Les termes de comparaison proposés par le commissaire du gouvernement, recentrés sur différentes vente de terrains destinés à la construction ou à l'extension d'établissements scolaires, permettent de retenir un prix actualisé en 2023 à la somme de 163 euros /m².
Cette valeur au m² s'avère comparable à celle retenue par l'expertise du cabinet Frérault produite par l'intimé en ce qu'elle aboutit, au moyen d'une discrimination affinée sur 15 offres comprises entre le 30 mai 2018 et le 17 mars 2023, portants sur des terrains de plus de 1 000 m² non-situés en zone A ou N, retraités de 10% pour frais d'agence et de négociation, à une valeur de référence de 500 du m², de laquelle une décote de 2/3 est appliquée par la cour compte tenu de la classification de la parcelle en zone UE.
En conséquence, la somme de (500 x 1/3 x 7 326 m²) 1 221'000 euros sera retenue pour le prix de préemption des parcelles cadastrées section [Cadastre 6] et [Cadastre 8].
Sur les frais d'agence
L'Établissement Public Foncier de [Localité 5] offre de fixer le montant des frais d'agence à la somme de 170 000 euros TTC. Il lui sera donné acte de cette demande étant rappelé que M. [V] ne conclut pas, dans le dispositif de ses écritures, à la réformation du jugement déféré de ce chef.
Sur les demandes annexes
M. [V], qui succombe en appel, est condamné aux dépens dont distraction au profit de Me Fillard s'agissant des frais dont il a fait l'avance sans avoir reçu provision. Il est en outre condamné à payer à l'Établissement Public Foncier de [Localité 5] la somme de 1 500 euros au titre des dispositions de l'article 700 du code de procédure civile.
PAR CES MOTIFS
La cour, après en avoir délibéré conformément à la loi, statuant publiquement, par arrêt contradictoire,
Déclare recevable l'appel et les demandes présentées par l'Établissement Public Foncier de [Localité 5],
Réforme le jugement déféré, mais seulement en ce qu'il a fixé le prix de préemption des biens cadastrés section [Cadastre 6] et [Cadastre 8] d'une contenance respective de 630 m² et de 6 696m², sis sur le territoire de la commune de [Localité 10], à la somme de 2 102 040 euros,
Statuant à nouveau de ce chef,
Fixe le prix de préemption des biens cadastrés section [Cadastre 6] et [Cadastre 8] d'une contenance respective de 630 m² et de 6 696m², sis sur le territoire de la commune de [Localité 10], à la somme de 1 221'000 euros,
Y ajoutant,
Condamne M. [Y] [V], pris en la personne de sa curatrice Mme [O] [I], aux dépens d'appel dont distraction au profit de Me Fillard s'agissant des frais dont il a fait l'avance sans avoir reçu provision,
Condamne M. [Y] [V], pris en la personne de sa curatrice Mme [O] [I], à payer à l'Établissement Public Foncier de [Localité 5] la somme de 1 500 euros au titre des dispositions de l'article 700 du code de procédure civile,
Déboute les parties de leurs demandes plus amples ou contraires.

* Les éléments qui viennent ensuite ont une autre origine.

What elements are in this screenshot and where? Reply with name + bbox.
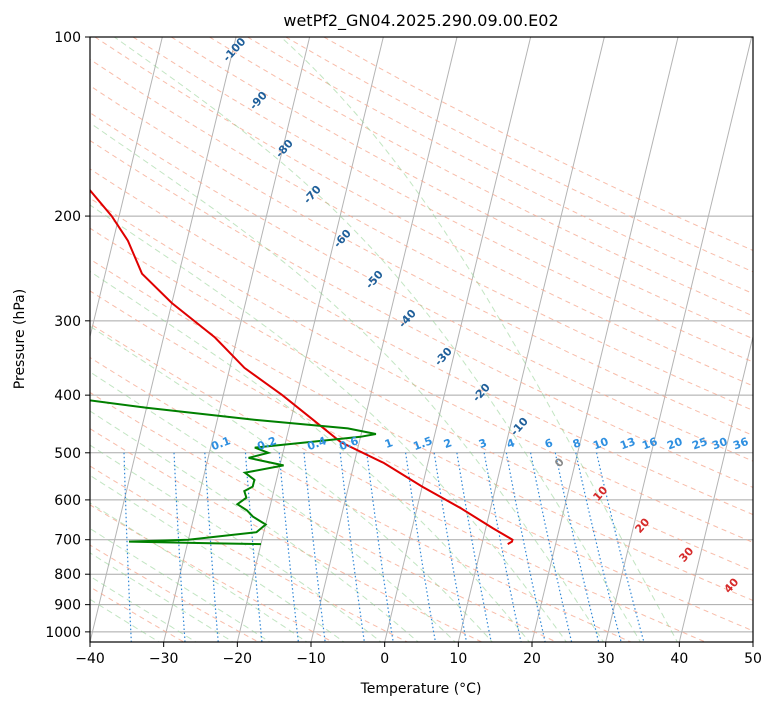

Ainsi prononcé publiquement le 16 mai 2024 par mise à disposition de l'arrêt au greffe de la Cour, les parties en ayant été préalablement avisées dans les conditions prévues au deuxième alinéa de l'article 450 du Code de procédure civile et signé par Monsieur Edouard THEROLLE conseiller faisant fonction de président et Madame Sophie MESSA, greffière.